Replicating Data to Impala Clusters
Replicating Impala Metadata
Impala metadata replication is performed as a part of Hive replication. Impala replication is only supported between two CDH 5 clusters. The Impala and Hive services must be running on both clusters.
To enable Impala metadata replication, perform the following tasks:
- Schedule Hive replication as described in Configuring Replication of Hive/Impala Data.
- Confirm that the Replicate Impala Metadata option is set to Yes on the Advanced tab in the Create Hive Replication dialog.

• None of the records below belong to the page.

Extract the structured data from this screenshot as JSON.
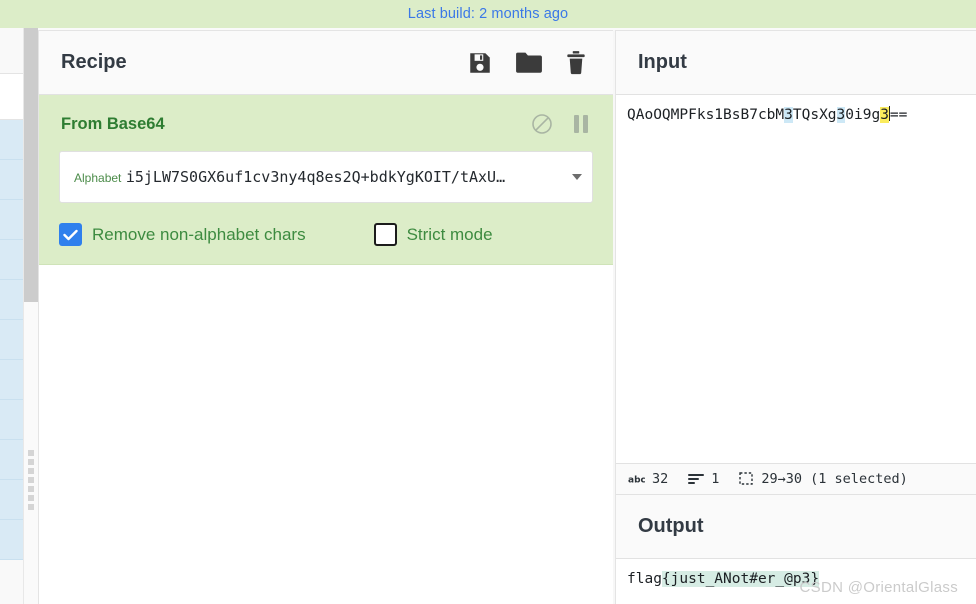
{
  "banner": {
    "text": "Last build: 2 months ago",
    "color": "#3b78e7",
    "background": "#dcedc8"
  },
  "recipe": {
    "title": "Recipe",
    "icons": [
      {
        "name": "save-icon",
        "label": "Save recipe"
      },
      {
        "name": "folder-icon",
        "label": "Load recipe"
      },
      {
        "name": "trash-icon",
        "label": "Clear recipe"
      }
    ],
    "operations": [
      {
        "name": "From Base64",
        "accent": "#2e7d32",
        "background": "#dcedc8",
        "icons": [
          {
            "name": "disable-icon",
            "label": "Disable operation"
          },
          {
            "name": "pause-icon",
            "label": "Set breakpoint"
          }
        ],
        "args": [
          {
            "type": "select",
            "label": "Alphabet",
            "value": "i5jLW7S0GX6uf1cv3ny4q8es2Q+bdkYgKOIT/tAxU…"
          }
        ],
        "checkboxes": [
          {
            "label": "Remove non-alphabet chars",
            "checked": true
          },
          {
            "label": "Strict mode",
            "checked": false
          }
        ]
      }
    ]
  },
  "input": {
    "title": "Input",
    "text": "QAoOQMPFks1BsB7cbM3TQsXg30i9g3==",
    "segments": [
      {
        "text": "QAoOQMPFks1BsB7cbM",
        "highlight": "none"
      },
      {
        "text": "3",
        "highlight": "blue"
      },
      {
        "text": "TQsXg",
        "highlight": "none"
      },
      {
        "text": "3",
        "highlight": "blue"
      },
      {
        "text": "0i9g",
        "highlight": "none"
      },
      {
        "text": "3",
        "highlight": "yellow"
      },
      {
        "text": "==",
        "highlight": "none"
      }
    ],
    "status": {
      "length_label": "32",
      "lines_label": "1",
      "selection_label": "29→30 (1 selected)"
    }
  },
  "output": {
    "title": "Output",
    "text": "flag{just_ANot#er_@p3}",
    "segments": [
      {
        "text": "flag",
        "highlight": "none"
      },
      {
        "text": "{just_ANot#er_@p3}",
        "highlight": "teal"
      }
    ]
  },
  "watermark": {
    "text": "CSDN @OrientalGlass"
  },
  "colors": {
    "accent_green": "#2e7d32",
    "operation_bg": "#dcedc8",
    "checkbox_on": "#2f80ed",
    "highlight_blue": "#cde8f6",
    "highlight_yellow": "#fbec5d",
    "highlight_teal": "#d6ece4"
  }
}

Refreshing Impala Metadata
For Impala clusters that do not use LDAP authentication, you can configure an Advanced Configuration Snippet to automatically refresh Impala metadata with the INVALIDATE METADATA statement after Hive replication completes.
Alternatively, you can run the INVALIDATE METADATA statement manually for replicated tables. For more information about the statement, see INVALIDATE METADATA Statement.
To set the Advanced Configuration Snippet, perform the following steps:
- Navigate to the Configuration page for the Hive node you want to replicate.
- For the Category, select Advanced.
- In the Hive Replication Environment Advanced Configuration Snippet (Safety Valve) field, add the following parameter: RUN_INVALIDATE_METADATA=true.
- Save the changes.